Marriage - what's new,what stays the same

As marriage manuals go, few are any smaller than a slim 19th-century volume that until last weekend had been tucked away for decades in a Midwestern attic.

Quaintly titled "The Christian Minister's Affectionate Advice to a Married Couple," the 130-year-old book measures just 3-1/2 by 5 inches and contains only 128 pages. Even so, within its gold-embossed ivory covers and gilt-edged pages lies a message that is often remarkable for its timelessness.

The first two pages fold out into a marriage certificate bearing the name of a great-great aunt and her husband. It reads: "This certifies that Joseph Moore and Miss Maggie A. Courtney, both of Saxville, Wis., were united in holy wedlock in my home in the town of Leon on the twenty-fourth day of July, A.D. 1870. By me, D. A. Campbell, Minister."

What follows is a charming essay, written by the Rev. James Bean, outlining the ingredients for marital happiness.

Outwardly, marriage has changed since Mr. Bean first published his work in 1829. A new egalitarianism has replaced the rigid roles that prevailed in his era, when men were breadwinners and wives were subservient homemakers. Describing that time, he writes, "It is a serene region in which a woman moves; not so that into which the head of a family is often driven for the support of those who depend on him."

But Bean's hints for marital success also reveal how little has changed and how constant the daily demands of marriage remain. Avoiding psychology and jargon, he begins with a solemn statement, as true today as it was then:

"The marriage relation is the most important of any you are capable of forming in this life.... It is a union constituted with a view not merely to the reciprocal benefit of the two persons who agree to form it, but likewise to the manners and the happiness of society at large. Smaller communities are the nurseries of larger ones."

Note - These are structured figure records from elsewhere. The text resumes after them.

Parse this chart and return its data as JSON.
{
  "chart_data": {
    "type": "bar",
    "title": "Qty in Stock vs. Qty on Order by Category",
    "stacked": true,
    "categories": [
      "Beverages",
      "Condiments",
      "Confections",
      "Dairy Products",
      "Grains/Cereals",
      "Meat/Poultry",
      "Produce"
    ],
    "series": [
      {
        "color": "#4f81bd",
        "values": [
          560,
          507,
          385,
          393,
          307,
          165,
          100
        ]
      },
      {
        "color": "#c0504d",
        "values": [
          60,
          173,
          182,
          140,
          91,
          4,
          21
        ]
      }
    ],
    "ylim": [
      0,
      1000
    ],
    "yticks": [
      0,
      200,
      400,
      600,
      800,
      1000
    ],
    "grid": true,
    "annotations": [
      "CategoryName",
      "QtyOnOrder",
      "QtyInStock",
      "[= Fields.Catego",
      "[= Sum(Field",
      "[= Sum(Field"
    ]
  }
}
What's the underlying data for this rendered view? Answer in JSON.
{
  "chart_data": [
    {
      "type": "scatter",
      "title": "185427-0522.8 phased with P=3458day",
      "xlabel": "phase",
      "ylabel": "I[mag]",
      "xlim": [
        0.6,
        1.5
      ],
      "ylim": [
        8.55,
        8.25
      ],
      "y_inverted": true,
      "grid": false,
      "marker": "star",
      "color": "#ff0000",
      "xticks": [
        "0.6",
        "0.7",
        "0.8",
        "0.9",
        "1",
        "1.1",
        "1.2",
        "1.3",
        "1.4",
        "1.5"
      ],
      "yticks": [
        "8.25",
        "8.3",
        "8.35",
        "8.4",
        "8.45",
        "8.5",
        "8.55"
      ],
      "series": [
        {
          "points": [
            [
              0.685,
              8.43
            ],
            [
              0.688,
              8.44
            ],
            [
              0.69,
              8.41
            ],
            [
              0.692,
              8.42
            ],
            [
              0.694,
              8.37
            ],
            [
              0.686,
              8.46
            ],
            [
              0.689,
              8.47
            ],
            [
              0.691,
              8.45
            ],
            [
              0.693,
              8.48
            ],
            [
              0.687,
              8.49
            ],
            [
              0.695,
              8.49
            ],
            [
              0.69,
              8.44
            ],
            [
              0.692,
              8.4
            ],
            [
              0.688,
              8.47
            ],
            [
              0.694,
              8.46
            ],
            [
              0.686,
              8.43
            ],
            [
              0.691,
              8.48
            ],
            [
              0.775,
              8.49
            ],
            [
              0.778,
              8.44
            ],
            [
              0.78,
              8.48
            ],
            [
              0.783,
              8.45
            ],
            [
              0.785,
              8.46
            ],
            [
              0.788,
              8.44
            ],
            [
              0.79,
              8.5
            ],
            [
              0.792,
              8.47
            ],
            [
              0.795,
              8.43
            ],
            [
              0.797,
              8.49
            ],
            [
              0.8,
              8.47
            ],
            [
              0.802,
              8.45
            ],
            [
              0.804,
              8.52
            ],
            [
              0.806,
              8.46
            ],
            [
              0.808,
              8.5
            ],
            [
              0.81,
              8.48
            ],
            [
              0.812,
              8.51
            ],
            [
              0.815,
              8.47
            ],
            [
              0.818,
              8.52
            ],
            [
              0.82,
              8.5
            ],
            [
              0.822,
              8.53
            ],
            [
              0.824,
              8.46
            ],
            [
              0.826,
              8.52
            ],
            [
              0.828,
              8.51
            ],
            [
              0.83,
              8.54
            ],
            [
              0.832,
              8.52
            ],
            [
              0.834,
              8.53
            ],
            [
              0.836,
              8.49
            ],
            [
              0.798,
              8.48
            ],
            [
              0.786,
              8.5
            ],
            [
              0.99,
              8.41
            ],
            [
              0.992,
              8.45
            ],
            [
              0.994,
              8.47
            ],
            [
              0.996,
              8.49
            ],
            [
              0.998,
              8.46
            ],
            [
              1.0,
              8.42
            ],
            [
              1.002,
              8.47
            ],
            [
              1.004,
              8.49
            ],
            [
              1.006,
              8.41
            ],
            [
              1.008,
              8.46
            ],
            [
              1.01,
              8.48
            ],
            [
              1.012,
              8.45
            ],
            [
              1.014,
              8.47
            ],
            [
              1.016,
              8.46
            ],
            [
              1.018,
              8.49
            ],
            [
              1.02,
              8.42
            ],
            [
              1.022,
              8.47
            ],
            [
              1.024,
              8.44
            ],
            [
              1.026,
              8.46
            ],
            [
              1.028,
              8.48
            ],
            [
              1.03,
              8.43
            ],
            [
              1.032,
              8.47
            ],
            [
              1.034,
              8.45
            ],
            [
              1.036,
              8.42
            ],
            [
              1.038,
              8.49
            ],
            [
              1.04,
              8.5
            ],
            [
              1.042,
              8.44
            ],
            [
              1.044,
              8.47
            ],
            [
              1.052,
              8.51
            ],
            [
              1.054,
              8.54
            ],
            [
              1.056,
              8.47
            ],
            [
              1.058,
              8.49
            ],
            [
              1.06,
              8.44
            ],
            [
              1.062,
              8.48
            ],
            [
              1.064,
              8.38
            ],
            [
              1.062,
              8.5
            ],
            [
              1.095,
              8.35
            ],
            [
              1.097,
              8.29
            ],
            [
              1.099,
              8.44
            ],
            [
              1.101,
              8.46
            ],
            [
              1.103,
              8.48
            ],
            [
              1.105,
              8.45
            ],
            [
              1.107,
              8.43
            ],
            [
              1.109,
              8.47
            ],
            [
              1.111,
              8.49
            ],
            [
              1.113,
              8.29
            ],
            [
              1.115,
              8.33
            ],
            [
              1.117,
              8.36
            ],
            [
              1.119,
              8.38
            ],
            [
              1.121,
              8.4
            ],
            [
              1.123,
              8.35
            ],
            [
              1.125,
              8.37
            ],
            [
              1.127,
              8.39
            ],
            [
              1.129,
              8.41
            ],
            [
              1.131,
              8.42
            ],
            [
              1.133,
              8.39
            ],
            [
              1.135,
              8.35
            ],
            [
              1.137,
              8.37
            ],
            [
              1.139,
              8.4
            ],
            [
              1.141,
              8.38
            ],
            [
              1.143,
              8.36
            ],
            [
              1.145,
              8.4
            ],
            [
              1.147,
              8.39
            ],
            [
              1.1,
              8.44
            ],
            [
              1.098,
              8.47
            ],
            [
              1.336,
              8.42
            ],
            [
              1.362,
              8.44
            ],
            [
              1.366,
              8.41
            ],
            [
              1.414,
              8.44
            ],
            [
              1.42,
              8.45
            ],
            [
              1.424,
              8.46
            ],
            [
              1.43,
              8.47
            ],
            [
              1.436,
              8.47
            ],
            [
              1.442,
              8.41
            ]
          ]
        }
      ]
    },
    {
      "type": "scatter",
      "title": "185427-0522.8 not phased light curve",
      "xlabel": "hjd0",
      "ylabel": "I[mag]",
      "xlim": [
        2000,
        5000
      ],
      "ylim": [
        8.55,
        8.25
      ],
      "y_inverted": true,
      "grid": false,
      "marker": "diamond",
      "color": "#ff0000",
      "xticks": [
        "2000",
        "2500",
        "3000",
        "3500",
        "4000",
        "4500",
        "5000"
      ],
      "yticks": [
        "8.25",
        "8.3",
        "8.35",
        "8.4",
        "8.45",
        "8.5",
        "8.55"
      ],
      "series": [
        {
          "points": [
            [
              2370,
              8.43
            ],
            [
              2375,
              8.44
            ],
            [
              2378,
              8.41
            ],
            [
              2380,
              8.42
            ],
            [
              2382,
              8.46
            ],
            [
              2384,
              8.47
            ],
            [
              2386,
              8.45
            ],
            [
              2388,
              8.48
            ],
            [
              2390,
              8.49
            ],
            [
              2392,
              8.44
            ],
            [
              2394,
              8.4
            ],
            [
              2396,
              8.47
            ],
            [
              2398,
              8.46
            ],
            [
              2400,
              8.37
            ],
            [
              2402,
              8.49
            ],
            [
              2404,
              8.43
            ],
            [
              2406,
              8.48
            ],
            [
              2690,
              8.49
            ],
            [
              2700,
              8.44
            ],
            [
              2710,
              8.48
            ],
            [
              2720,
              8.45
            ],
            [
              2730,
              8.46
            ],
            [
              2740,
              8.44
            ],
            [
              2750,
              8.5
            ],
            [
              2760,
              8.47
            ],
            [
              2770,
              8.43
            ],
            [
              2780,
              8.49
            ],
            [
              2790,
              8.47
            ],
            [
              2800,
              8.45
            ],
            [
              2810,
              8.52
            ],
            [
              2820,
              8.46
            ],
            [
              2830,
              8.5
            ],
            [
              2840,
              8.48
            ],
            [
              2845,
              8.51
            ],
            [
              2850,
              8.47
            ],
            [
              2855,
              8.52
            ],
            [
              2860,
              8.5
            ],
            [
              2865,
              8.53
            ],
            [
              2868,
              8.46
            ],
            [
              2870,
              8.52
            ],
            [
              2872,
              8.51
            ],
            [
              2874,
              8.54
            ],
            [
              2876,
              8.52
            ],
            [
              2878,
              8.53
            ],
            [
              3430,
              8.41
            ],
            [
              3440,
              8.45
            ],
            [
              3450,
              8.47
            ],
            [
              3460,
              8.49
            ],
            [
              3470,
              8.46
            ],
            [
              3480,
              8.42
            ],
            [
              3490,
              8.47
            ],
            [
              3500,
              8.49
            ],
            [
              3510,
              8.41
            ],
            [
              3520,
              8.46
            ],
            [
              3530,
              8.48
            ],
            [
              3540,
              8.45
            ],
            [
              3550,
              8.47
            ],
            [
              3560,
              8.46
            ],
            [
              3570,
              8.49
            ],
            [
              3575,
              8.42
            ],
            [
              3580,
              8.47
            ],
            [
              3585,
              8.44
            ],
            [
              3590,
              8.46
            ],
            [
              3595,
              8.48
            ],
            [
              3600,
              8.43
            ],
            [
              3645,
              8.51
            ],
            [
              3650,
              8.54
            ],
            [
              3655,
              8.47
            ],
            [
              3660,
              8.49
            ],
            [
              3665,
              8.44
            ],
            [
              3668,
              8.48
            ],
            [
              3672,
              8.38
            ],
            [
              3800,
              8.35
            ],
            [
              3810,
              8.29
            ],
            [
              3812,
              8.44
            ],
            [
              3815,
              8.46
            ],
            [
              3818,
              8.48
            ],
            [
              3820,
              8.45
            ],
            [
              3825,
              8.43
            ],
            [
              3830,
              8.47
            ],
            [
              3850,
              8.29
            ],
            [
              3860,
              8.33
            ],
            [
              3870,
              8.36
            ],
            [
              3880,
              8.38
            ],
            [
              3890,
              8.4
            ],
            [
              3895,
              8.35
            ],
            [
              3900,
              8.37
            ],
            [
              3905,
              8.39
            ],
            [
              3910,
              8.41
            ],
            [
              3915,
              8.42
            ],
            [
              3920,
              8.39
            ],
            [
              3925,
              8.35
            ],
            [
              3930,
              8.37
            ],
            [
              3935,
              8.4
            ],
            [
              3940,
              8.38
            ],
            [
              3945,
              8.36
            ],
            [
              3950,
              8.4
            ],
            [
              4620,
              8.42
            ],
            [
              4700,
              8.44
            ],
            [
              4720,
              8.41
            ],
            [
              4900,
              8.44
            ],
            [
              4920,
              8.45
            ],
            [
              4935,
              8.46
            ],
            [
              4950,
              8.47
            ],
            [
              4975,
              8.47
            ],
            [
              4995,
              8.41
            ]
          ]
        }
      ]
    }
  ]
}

Calling a husband and wife "fellow-travelers on the road of life," Bean warns that "conjugal affection is a delicate plant. It can not thrive under indifference." He exhorts couples to preserve the love that made them decide to be "partners for life." He cautions against "frivolous disputes." And he urges them to treat in-laws and relatives kindly.

Bean also cites the advantages of order in a family, noting that it tends "to render everyone comfortable." He suggests setting "a fixed hour for rising, for devotions, and for meals."

So important is the subject of a "kind and amiable temper and deportment" that he devotes an entire chapter to it. Without a good temper, he writes, "you can neither enjoy a pleasing situation nor support an inconvenient one. Seek the improvement of your temper at any price."

Above all, he stresses the value of religion in marriage. "There is nothing that has so frequently struck me as a cause of unhappiness to married people as the want of religion," he explains. "This defect ... produces most of the miseries of a state which was designed for the happiness of the sexes."

No one today knows whether the19th-century newlyweds, Maggie and Joseph, read Bean's book and forged a happy union. For 21st-century readers, surrounded by breezy self-help books on "relationships," his point of view may be too unbending. Still, in making a case for harmony, he offers a thoroughly modern definition of home.

"What will your house be without good nature?" Bean asks. Then he answers: "Not a home." Home, he explains, is "a place in which the mind can settle; where it is too much at ease to be inclined to rove; a refuge to which we flee in the expectation of finding those calm pleasures, those soothing kindnesses, which are the sweetness of life."

Then, switching to italics for emphasis, he adds, "Endeavor to make your house a home to each other."

What modern "expert" on marriage could improve on those 10 words as a recipe for conjugal happiness?